Similar to the way in which one must read Adam Smith's The Theory of Moral Sentiments (1759) in order to understand The Wealth of Nations (1776), you have to read Bagehot's The English Constitution (1867) in order to understand Lombard Street — and Keynes' General Theory of Employment, Interest, and Money (1936). In The English Constitution, Bagehot comments favorably on the political philosophy of Thomas Hobbes, whose 1651 book, Leviathan, provided a blueprint for the totalitarian political State, which complemented Bagehot's blueprint for the totalitarian economic State.

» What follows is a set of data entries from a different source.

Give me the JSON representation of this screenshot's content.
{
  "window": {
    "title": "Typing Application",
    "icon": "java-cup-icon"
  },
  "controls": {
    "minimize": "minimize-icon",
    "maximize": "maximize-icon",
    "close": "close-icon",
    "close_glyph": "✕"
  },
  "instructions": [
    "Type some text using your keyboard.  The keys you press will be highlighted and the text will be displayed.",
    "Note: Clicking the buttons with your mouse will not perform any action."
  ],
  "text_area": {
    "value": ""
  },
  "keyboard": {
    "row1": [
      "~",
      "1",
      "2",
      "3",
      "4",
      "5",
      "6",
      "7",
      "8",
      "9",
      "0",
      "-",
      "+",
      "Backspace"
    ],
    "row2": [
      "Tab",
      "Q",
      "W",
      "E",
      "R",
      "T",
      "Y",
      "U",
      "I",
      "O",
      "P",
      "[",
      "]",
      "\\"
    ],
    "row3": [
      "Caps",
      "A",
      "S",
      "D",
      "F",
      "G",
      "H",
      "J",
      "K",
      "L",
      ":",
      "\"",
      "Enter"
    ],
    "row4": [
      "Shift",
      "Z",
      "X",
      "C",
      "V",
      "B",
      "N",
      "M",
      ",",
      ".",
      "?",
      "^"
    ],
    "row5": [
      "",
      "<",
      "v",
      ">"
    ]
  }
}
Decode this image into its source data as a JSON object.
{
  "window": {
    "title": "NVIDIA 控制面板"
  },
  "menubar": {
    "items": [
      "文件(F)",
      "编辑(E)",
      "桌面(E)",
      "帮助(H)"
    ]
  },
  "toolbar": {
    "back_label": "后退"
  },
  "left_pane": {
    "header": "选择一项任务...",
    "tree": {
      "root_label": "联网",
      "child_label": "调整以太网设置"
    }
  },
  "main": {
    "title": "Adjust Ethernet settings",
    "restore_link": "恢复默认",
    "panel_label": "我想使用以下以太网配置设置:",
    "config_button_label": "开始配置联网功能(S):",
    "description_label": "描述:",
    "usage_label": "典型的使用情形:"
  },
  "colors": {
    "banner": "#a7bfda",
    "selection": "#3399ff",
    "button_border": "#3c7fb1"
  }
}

It comes as no surprise, then, that Keynes, who followed Bagehot's analysis, believed that "money" was nothing more than purchase orders issued by the State (A Treatise on Money, Volume I, 1930, p. 1), and backed by the State's authority — the "faith and credit" of the government. This, in effect, made the State the owner of everything in the State. This is nothing more than the claim made by Hobbes in Chapter 29 of Leviathan:
A Fifth doctrine, that tendeth to the Dissolution of a Common-wealth, is, "That every private man has an absolute Propriety in his Goods; such, as excludeth the Right of the Soveraign." Every man has indeed a Propriety that excludes the Right of every other Subject: And he has it onely from the Soveraign Power; without the protection whereof, every other man should have equall Right to the same. But if the Right of the Soveraign also be excluded, he cannot performe the office they have put him into; which is, to defend them both from forraign enemies, and from the injuries of one another; and consequently there is no longer a Common-wealth.
That is, private property (according to Hobbes) is prudential matter. Citizens are only permitted to own so long as the State permits it or finds it useful. The State is the real, ultimate owner of everything in the country, and ordinary people only enjoy ownership so long as the State finds it expedient that they should do so.